For the IAA Mobility in Munich, the mobile network operators have set up high-performance networks. Visitors should use virtual reality glasses or new functions in the car while on the move.
The Eiffel Tower in Paris, the alternating current, and the Munich S-Bahn – these three technical achievements do not seem to have too much to do with each other. But there is one thing in common. They were created because cities wanted to show how modern and efficient they are in the face of exhibitions or, in the case of Munich, the Olympic Games.
The same applies to the German mobile network operators, who have installed their latest technology in record time for a prestigious event in Munich. It’s about the new 5G cellular standard. The International Motor Show is taking place in Munich for the first time with a new concept as IAA Mobility. And that’s why Deutsche Telekom, Vodafone, and Telefónica went to great lengths to ensure that the data flows.
The unique thing about the IAA Mobility is that it is not limited to the exhibition grounds on the city’s eastern edge. Various locations in the city center are also included. There are also three so-called Blue Lanes, two for cars; one is the underground line to the fair, which connects the fairgrounds with the locations in the city center called Open Space. This means that the route from the city center to the east of Munich is well supplied with 5G, at least in places.
Telekom wants to put 29 new 5G stations into operation by the start of the trade fair on September 7, and there are already around 400 5G locations in the Bavarian capital. Vodafone does not want to splash around and talks about more than 100 5G transmitters in the exhibition halls. The tiny transmitters are only about the size of a smoke detector. Vodafone already operates 350 antennas at 120 locations in the city.
Telefónica, the local hero with its headquarters in Munich, is also making a big entry; around 150 5G antennas are to be installed, and about 40 kilometers of high-frequency cables are to be laid. So, says a company spokesman, visitors could also use virtual reality glasses or show the new functions that 5G is supposed to enable in cars when driving from the city center to the fair.
Vodafone With Real 5G
Vodafone is the only one to offer 5G in so-called standalone technology. This means that the entire chain is 5G-capable. Only then can the technology’s unique features, such as the fast response times, be used. The connection is still established using the previous 4G technology; only the data transport runs over 5G. It will take a few years before 5G is available across the board.

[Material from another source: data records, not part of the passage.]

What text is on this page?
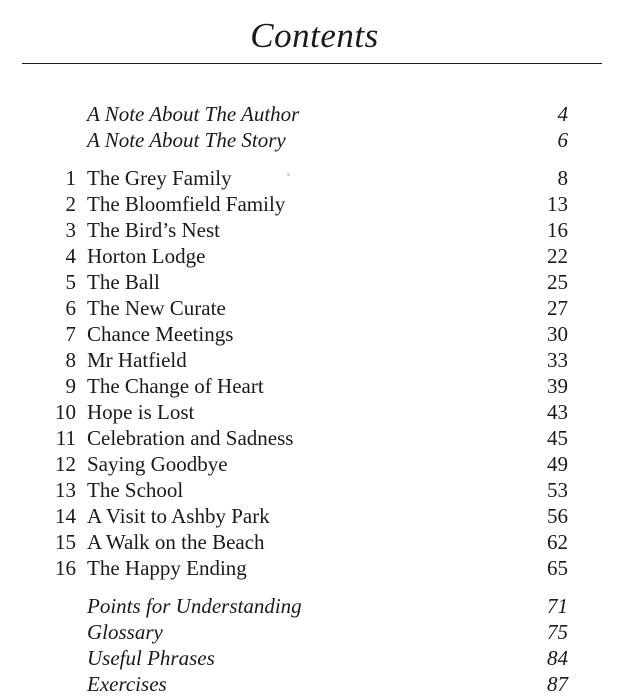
Contents
A Note About The Author	4
A Note About The Story	6
1 The Grey Family	8
2 The Bloomfield Family	13
3 The Bird’s Nest	16
4 Horton Lodge	22
5 The Ball	25
6 The New Curate	27
7 Chance Meetings	30
8 Mr Hatfield	33
9 The Change of Heart	39
10 Hope is Lost	43
11 Celebration and Sadness	45
12 Saying Goodbye	49
13 The School	53
14 A Visit to Ashby Park	56
15 A Walk on the Beach	62
16 The Happy Ending	65
Points for Understanding	71
Glossary	75
Useful Phrases	84
Exercises	87
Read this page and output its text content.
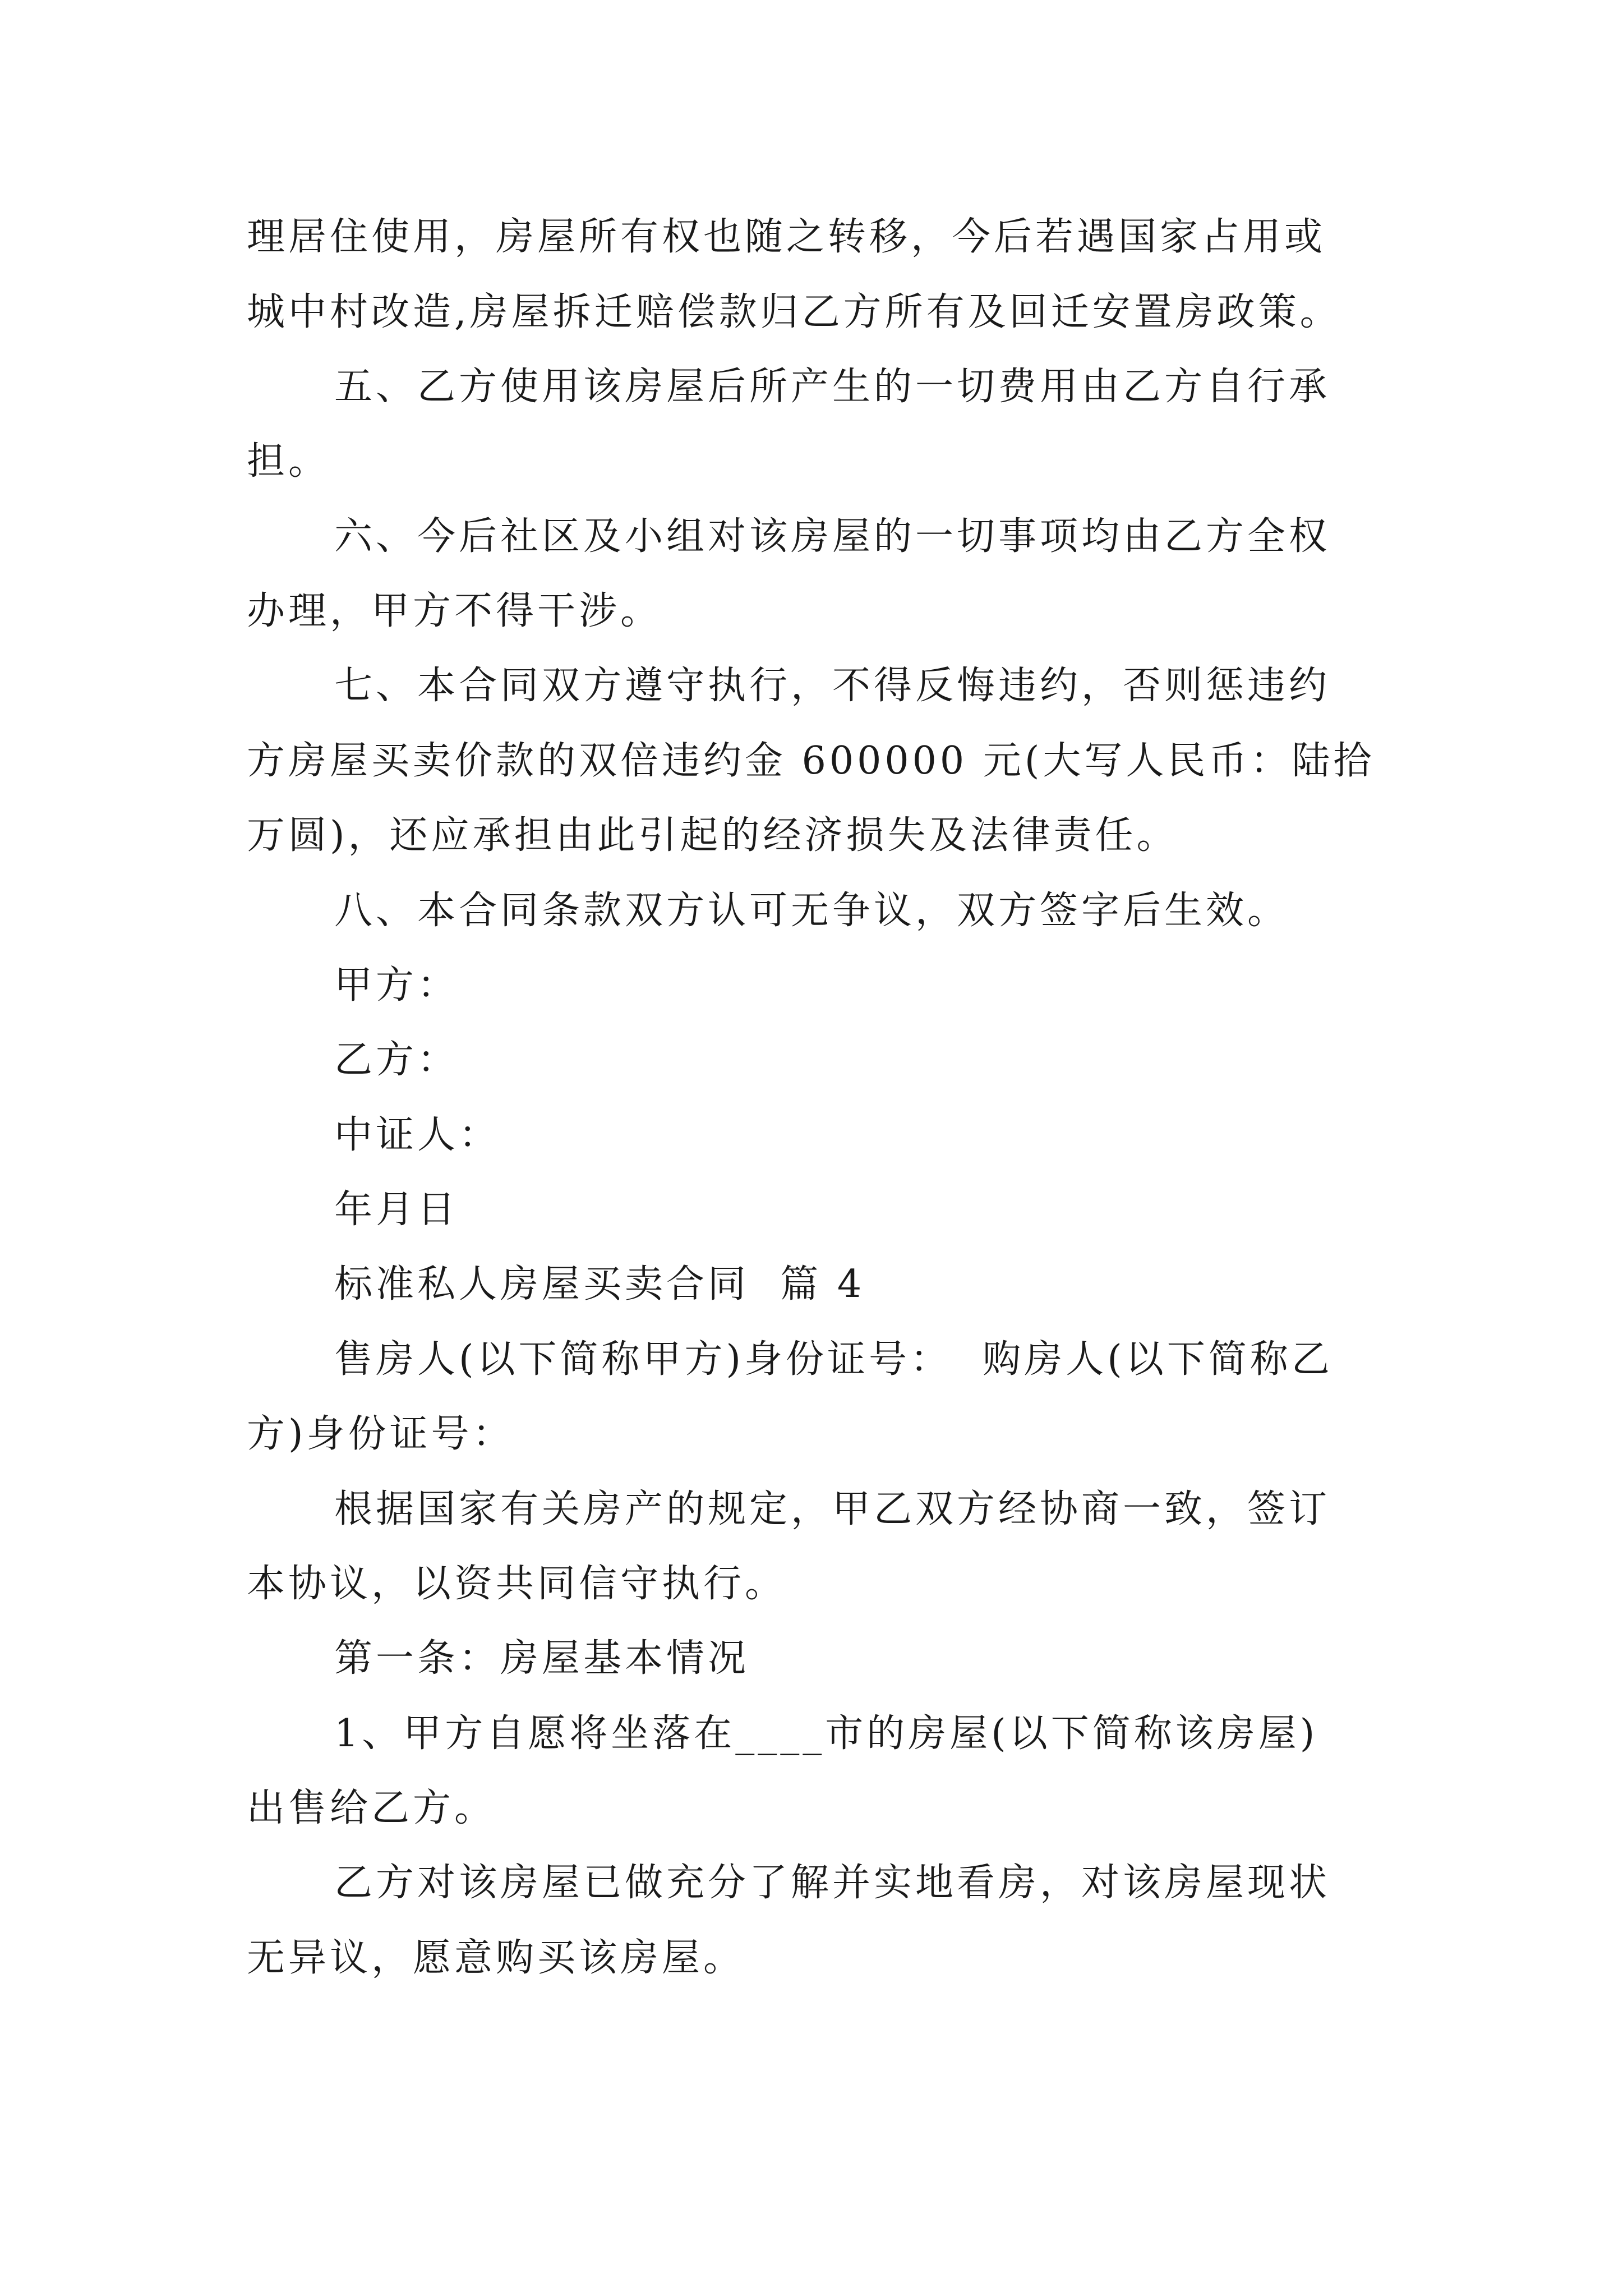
理居住使用，房屋所有权也随之转移，今后若遇国家占用或
城中村改造,房屋拆迁赔偿款归乙方所有及回迁安置房政策。
五、乙方使用该房屋后所产生的一切费用由乙方自行承
担。
六、今后社区及小组对该房屋的一切事项均由乙方全权
办理，甲方不得干涉。
七、本合同双方遵守执行，不得反悔违约，否则惩违约
方房屋买卖价款的双倍违约金 600000 元(大写人民币：陆拾
万圆)，还应承担由此引起的经济损失及法律责任。
八、本合同条款双方认可无争议，双方签字后生效。
甲方：
乙方：
中证人：
年月日
标准私人房屋买卖合同  篇 4
售房人(以下简称甲方)身份证号：  购房人(以下简称乙
方)身份证号：
根据国家有关房产的规定，甲乙双方经协商一致，签订
本协议，以资共同信守执行。
第一条：房屋基本情况
1、甲方自愿将坐落在____市的房屋(以下简称该房屋)
出售给乙方。
乙方对该房屋已做充分了解并实地看房，对该房屋现状
无异议，愿意购买该房屋。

The matter should be worthwhile for Messe München, as it can be a future-oriented location with the well-developed new radio technology. This opens up new potential, for example, in the area of the intelligent fair. “The advancing automation and sensor technology, coupled with 5G technology, can play a major role in the future,” says Exhibition Director Klaus Dittrich.
Of course, that sounds a little different than at the world exhibitions 140 years ago. Ultimately, however, even then, it was about proving what technology is capable of.
The Eiffel Tower, this iconic structure made of steel – which the Parisians initially found hideous and would have liked to tear down again – was created on the occasion of the World Exhibition of 1889 in Paris. The alternating current had its breakthrough at the 1893 World’s Fair in Chicago, where Nikola Tesla and George Westinghouse created a sea of lights from more than 200,000 lightbulbs and attracted 30 million visitors. Then the dispute between the entrepreneurs Westinghouse and Edison was decided: alternating current would light up the world in the future.
And the Munich S-Bahn was planned anyway, but the construction would probably never have been completed in just a few years had it not been for this urgent Olympics. Without this means of transport, it would not have looked suitable for the flow of visitors in 1972. Almost 50 years later, the system has reached its limits, the bottleneck of the mainline causes constant problems – and there will be no games in Munich for the foreseeable future. At least there is 5G while waiting.